Turning around from the kitchen, his parents eyed the sticky note and both donning the family grin, the mother began patting his back to keep the sticky note firmly on his back, while saying "Have fun." With a confused face and a raised eyebrow, he replies with "Sure, thanks." The creak of the floorboards could not be heard over the loudness of the festival, and stepping into the hallway, stepping outside he noted that it was warm yet there was a layer of frost covering the floor. So he decided against wearing a jacket, only taking his maroon beanie and placing it over his head.

Even though it was warm, his breath was still visible. Something that confused Loki, but didn't bother him too much. As he approached the festival, which was relatively close, the strong smell of alcohol hit his nose. The pathways were beautiful, lined up with decorative lanterns that were visually pleasing to the eyes. Eyeing left was an alley, with two people and from the looks of it, the man harrasing a woman. Switching his direction towards the alleyway, he quickened his pace and grabbed the arm of the rather odor-filled man. He smelled of pure alcohol, and his clothes smothered in what looks to be puke, atleast Loki hoped. "Hey hey, it's a festival, don't go around harrasing females." he said coldy, in contrast to his usual tone. Glanving the female who looked distraught yet relieved that someone came to help "Go." and with one word she took off. The man got freed from his grip, and with a "Fuck off, Greenie." he swung horizontally towards Loki. He simply stepped backwards to avoid the rather frail swing, and lunged forward digging his knee deep into the mans abdomen. "Now go to sleep for now, don't harass women while you're intoxicated." he said darkly, in contrast to his eerie smile before the drunk closed his eyes with fear.

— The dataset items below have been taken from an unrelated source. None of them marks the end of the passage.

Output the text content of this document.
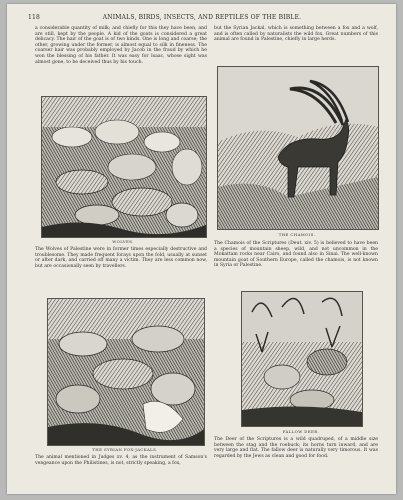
118	ANIMALS, BIRDS, INSECTS, AND REPTILES OF THE BIBLE.

a considerable quantity of milk; and chiefly for this they have been, and are still, kept by the people. A kid of the goats is considered a great delicacy. The hair of the goat is of two kinds. One is long and coarse; the other, growing under the former, is almost equal to silk in fineness. The coarser hair was probably employed by Jacob in the fraud by which he won the blessing of his father. It was easy for Isaac, whose sight was almost gone, to be deceived thus by his touch.

WOLVES.

The Wolves of Palestine were in former times especially destructive and troublesome. They made frequent forays upon the fold, usually at sunset or after dark, and carried off many a victim. They are less common now, but are occasionally seen by travellers.

THE SYRIAN FOX-JACKALS.

The animal mentioned in Judges xv. 4, as the instrument of Samson's vengeance upon the Philistines, is not, strictly speaking, a fox,

but the Syrian Jackal, which is something between a fox and a wolf, and is often called by naturalists the wild fox. Great numbers of this animal are found in Palestine, chiefly in large herds.

THE CHAMOIS.

The Chamois of the Scriptures (Deut. xiv. 5) is believed to have been a species of mountain sheep, wild, and not uncommon in the Mokattam rocks near Cairo, and found also in Sinai. The well-known mountain goat of Southern Europe, called the chamois, is not known in Syria or Palestine.

FALLOW DEER.

The Deer of the Scriptures is a wild quadruped, of a middle size between the stag and the roebuck; its horns turn inward, and are very large and flat. The fallow deer is naturally very timorous. It was regarded by the Jews as clean and good for food.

Leaving the drunk in his own piss and grime, Loki walked off, cracking his left arm and began walking on the pathway again to the busy festival. The amount of drunken teenagers and children unattended increased with each step. Hearing a large 'DING' or, well 'Crack' his eyes snapped to an attraction, the 'High Striker' as the sign said. Seeing a rather bulky teenager basically breaking the attraction in pieces. Loki chuckled to himself, to see the owner's face distort from greed to utter surprise in quick succession. The teenager then began collecting his prize and handing it to a kid, "How nice of you." he said to the bulky teenager patting his back, in mock salutations, though his real purpose was to carefully place a sticky note as he was passing by, "Well I'll leave you to your devices now, O strong man." he finished and flashed a mock salutate before leaving. As he was walking away, he hastened his pace, as the strong teenager might notice and subtle disappeared into the crowd of drunken men and women. After his exchange he began looking towards the other attractions filled to the brim with teenagers and adults alike, mostly drunk. "Such a lively atmosphere."
@Inertia
Sorry but it is not. I am currently updating the first page now.


Sorry didn't see!

Well, good luck with this.
Well, if the Earth bender spot is open, I'd make a CS for it.
omg u scratched the armor of his parents heritage lmao.

Well he wouldn't care too much, probably.
<Snipped quote by Inertia>

I'd be a fool to. A very dead fool...


Let's see if the quick jester lives.
The "Does the broken beauty have a name? Or was that stolen along with your left eye?" line was so smooooth
I wouldn't count out Cassius' speed.